Newsticker Wald

Kabinett verabschiedet Entwurf des Jagd- und Wildtiermanagementgesetzes - Pressemitteilung 157/ 2014

Ministerpräsident Winfried Kretschmann: Konsequente Ausrichtung an gesellschaftlichen Anforderungen wie Tierschutz und Naturschutz sichert Akzeptanz der Jagd

Minister Alexander Bonde: Gesetzentwurf schützt Hunde und Katzen, die bisher zum Abschuss freigegeben sind / Totschlagfallen sollen verboten werden

„Das bisherige Jagdgesetz ist in die Jahre gekommen und erfüllt nicht mehr alle gesellschaftlichen Anforderungen. So sind mittlerweile Naturschutz und Tierschutz als Staatsziele im Grundgesetz verankert worden. Mit unserem Entwurf eines neuen Jagdgesetzes wollen wir diesen Staatszielen gerecht werden und die Akzeptanz der Jagd sichern. Die Landesregierung ist überzeugt, dass das Jagd- und Wildtiermanagementgesetz einen wichtigen Beitrag für eine zeitgemäße Jagd leisten und viele positive Effekte für die Gesellschaft und für die Belange des Tier- und Naturschutzes bringen wird“, sagte Ministerpräsident Winfried Kretschmann am Dienstag (30. September) in Stuttgart. Das Kabinett hatte zuvor den Gesetzentwurf für ein Jagd- und Wildtiermanagementgesetz gebilligt und diesen dem Landtag zur parlamentarischen Beratung zugeleitet.

 

Schutz von Haustieren / Verbot von Totschlagfallen
„Die Jagd ist ein sehr emotionales Thema, bei dem die Positionen der verschiedenen Interessensgruppen naturgemäß weit auseinanderliegen.
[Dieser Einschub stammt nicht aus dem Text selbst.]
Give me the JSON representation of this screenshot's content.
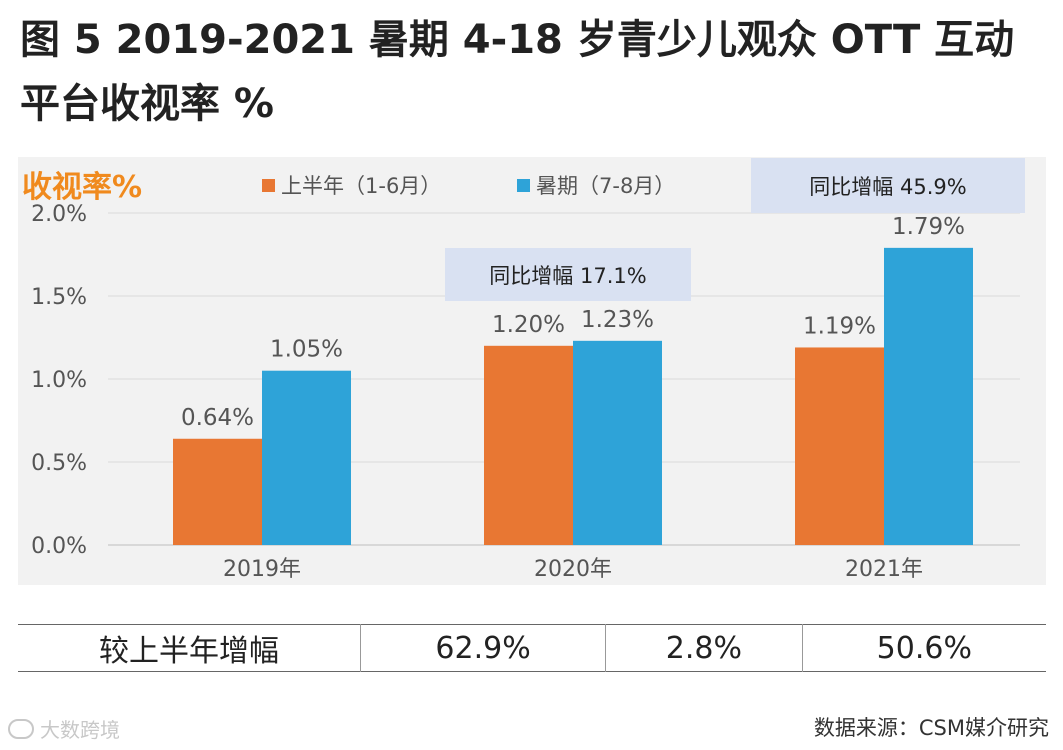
{
  "title": "图 5 2019-2021 暑期 4-18 岁青少儿观众 OTT 互动平台收视率 %",
  "colors": {
    "h1": "#e87733",
    "summer": "#2ea3d8",
    "unit_label": "#f08a1e",
    "annotation_bg": "#d9e1f2"
  },
  "chart_data": {
    "type": "bar",
    "title": "2019-2021 暑期 4-18 岁青少儿观众 OTT 互动平台收视率 %",
    "ylabel": "收视率%",
    "xlabel": "",
    "categories": [
      "2019年",
      "2020年",
      "2021年"
    ],
    "series": [
      {
        "name": "上半年（1-6月）",
        "color": "#e87733",
        "values": [
          0.64,
          1.2,
          1.19
        ],
        "labels": [
          "0.64%",
          "1.20%",
          "1.19%"
        ]
      },
      {
        "name": "暑期（7-8月）",
        "color": "#2ea3d8",
        "values": [
          1.05,
          1.23,
          1.79
        ],
        "labels": [
          "1.05%",
          "1.23%",
          "1.79%"
        ]
      }
    ],
    "ylim": [
      0,
      2.0
    ],
    "yticks": [
      0,
      0.5,
      1.0,
      1.5,
      2.0
    ],
    "ytick_labels": [
      "0.0%",
      "0.5%",
      "1.0%",
      "1.5%",
      "2.0%"
    ],
    "grid": true,
    "legend_position": "top",
    "annotations": [
      {
        "year": "2020年",
        "text": "同比增幅 17.1%"
      },
      {
        "year": "2021年",
        "text": "同比增幅 45.9%"
      }
    ]
  },
  "growth_table": {
    "label": "较上半年增幅",
    "values": [
      "62.9%",
      "2.8%",
      "50.6%"
    ]
  },
  "footer": {
    "logo_text": "大数跨境",
    "source": "数据来源：CSM媒介研究"
  }
}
Nach dem Grundgesetz, der Landesverfassung und dem deutschen Tierschutzgesetz muss klar sein: Tiere dürfen nicht gequält und nicht ohne vernünftigen Grund getötet werden. Totschlagfallen dürfen zukünftig nicht mehr verwendet werden, weil sie dazu führen können, dass Tiere stundenlangen Qualen ausgesetzt sind. Der Gesetzentwurf, der jetzt vorliegt, schützt auch Hunde und Katzen, die nach dem geltenden Jagdgesetz noch zum Abschuss freigegeben sind“, sagte Minister Alexander Bonde.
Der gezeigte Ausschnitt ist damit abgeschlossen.